Festival de Málaga
Los sábados no hay milagro por Paco REYERO
En «Manhattan», tumbado en un sofá, Woody Allen se pregunta ante una grabadora de mano, si merece la pena vivir: «Supongo que hay cosas por las que merece la pena vivir. Por ejemplo, Groucho Marx; «La Educación sentimental», de Flaubert; Frank Sinatra, Marlon Brando, las peras de Cezzane o la mirada de Tracy». En España, donde las salitas han olido a familia numerosa, a Celtas sin boquilla, a cazalla y a sardinas en arenque, la cesta de las obras que hacen que la vida merezca la pena no traen humo de rubio americano o los compases de «My way», sino un aire tragicómico, grotesco, de claroscuro, desesperanzado y, a la vez, beato.
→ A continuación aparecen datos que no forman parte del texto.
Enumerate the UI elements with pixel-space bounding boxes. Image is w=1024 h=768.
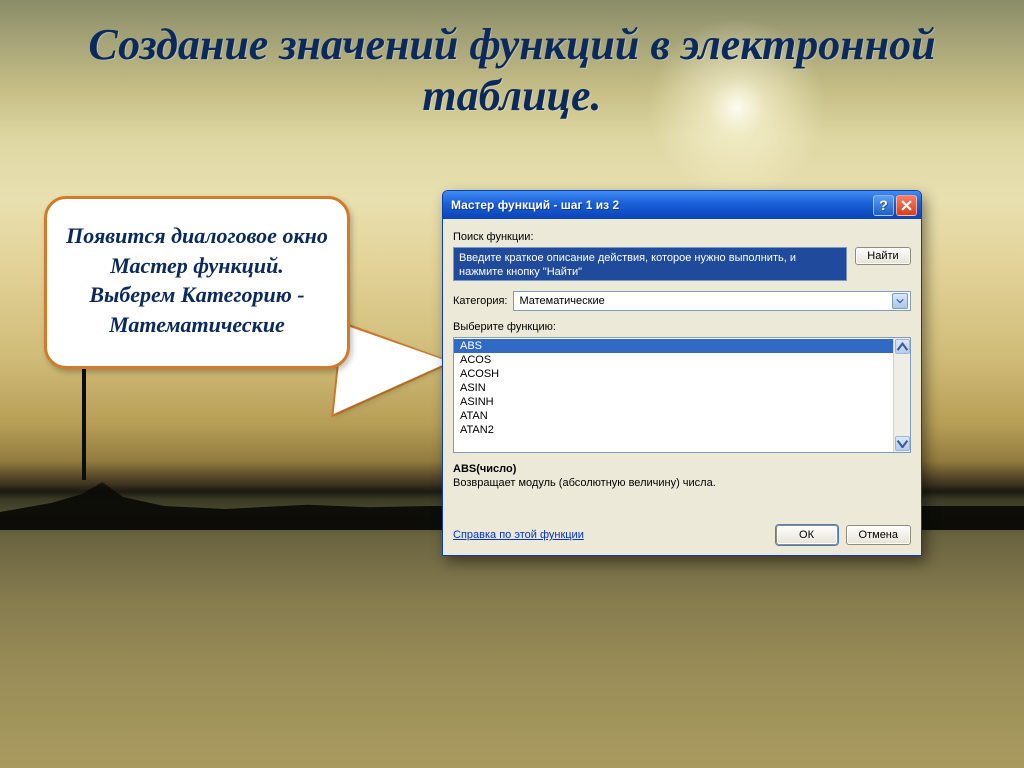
ok-button[interactable]: ОК <box>776 525 838 545</box>
speech-bubble-tail <box>334 324 453 425</box>
dialog-titlebar[interactable]: Мастер функций - шаг 1 из 2 ? <box>443 191 921 219</box>
chevron-up-icon <box>896 342 909 352</box>
function-list-items: ABS ACOS ACOSH ASIN ASINH ATAN ATAN2 <box>454 338 893 452</box>
function-listbox[interactable]: ABS ACOS ACOSH ASIN ASINH ATAN ATAN2 <box>453 337 911 453</box>
list-item[interactable]: ACOSH <box>454 367 893 381</box>
dropdown-button[interactable] <box>892 293 908 309</box>
list-item[interactable]: ATAN <box>454 409 893 423</box>
search-input[interactable]: Введите краткое описание действия, котор… <box>453 247 847 281</box>
close-icon <box>901 200 912 211</box>
list-item[interactable]: ACOS <box>454 353 893 367</box>
list-item[interactable]: ABS <box>454 339 893 353</box>
help-icon: ? <box>879 197 888 213</box>
titlebar-help-button[interactable]: ? <box>873 195 894 216</box>
scroll-track[interactable] <box>895 355 910 435</box>
list-item[interactable]: ASINH <box>454 395 893 409</box>
function-description: Возвращает модуль (абсолютную величину) … <box>453 477 911 489</box>
category-dropdown[interactable]: Математические <box>513 291 911 311</box>
scroll-up-button[interactable] <box>895 339 910 354</box>
function-wizard-dialog: Мастер функций - шаг 1 из 2 ? Поиск функ… <box>442 190 922 556</box>
category-value: Математические <box>519 295 892 307</box>
find-button[interactable]: Найти <box>855 247 911 265</box>
speech-bubble: Появится диалоговое окно Мастер функций.… <box>44 196 350 369</box>
listbox-scrollbar[interactable] <box>893 338 910 452</box>
spire-decoration <box>82 360 86 480</box>
list-item[interactable]: ATAN2 <box>454 423 893 437</box>
search-input-text: Введите краткое описание действия, котор… <box>459 252 796 278</box>
chevron-down-icon <box>896 439 909 449</box>
list-item[interactable]: ASIN <box>454 381 893 395</box>
select-function-label: Выберите функцию: <box>453 321 911 333</box>
speech-bubble-text: Появится диалоговое окно Мастер функций.… <box>66 223 328 337</box>
help-link[interactable]: Справка по этой функции <box>453 529 584 541</box>
slide-title: Создание значений функций в электронной … <box>0 20 1024 121</box>
scroll-down-button[interactable] <box>895 436 910 451</box>
cancel-button[interactable]: Отмена <box>846 525 911 545</box>
titlebar-close-button[interactable] <box>896 195 917 216</box>
function-syntax: ABS(число) <box>453 463 911 475</box>
chevron-down-icon <box>896 298 904 304</box>
search-label: Поиск функции: <box>453 231 911 243</box>
dialog-body: Поиск функции: Введите краткое описание … <box>443 219 921 555</box>
dialog-title: Мастер функций - шаг 1 из 2 <box>451 198 871 212</box>
category-label: Категория: <box>453 295 507 307</box>
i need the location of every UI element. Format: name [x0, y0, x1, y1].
Todo junto o por separado. Las películas de Berlanga, como los sonetos de Quevedo, los desastres de la guerra de Goya o los pobres pescadores de Sorolla, atestiguan más de nosotros de lo que nos atrevemos a reconocer ante el espejo. Subí al tren en marcha de su filmografía viendo, con trece años, «La vaquilla». Fue un viernes santo de octavo de EGB cuando en el cine Avenida me enteré de sopetón de lo que era España: un país partido en dos mitades cuyos habitantes tenían que ponerse de acuerdo porque en una sólo habían dejado la picadura de tabaco y en la otra, sólo los papelillos de liar. En sesenta años de genialidad y cine ha cambiado el decorado, las luces y los colores: el alma sigue entre «El Verdugo» y la jauria miserable de Plácido. Berlanga se ha muerto un sábado. No intentó hacerlo un jueves, porque, como él nos enseñó, los milagros en España son otra mentira piadosa.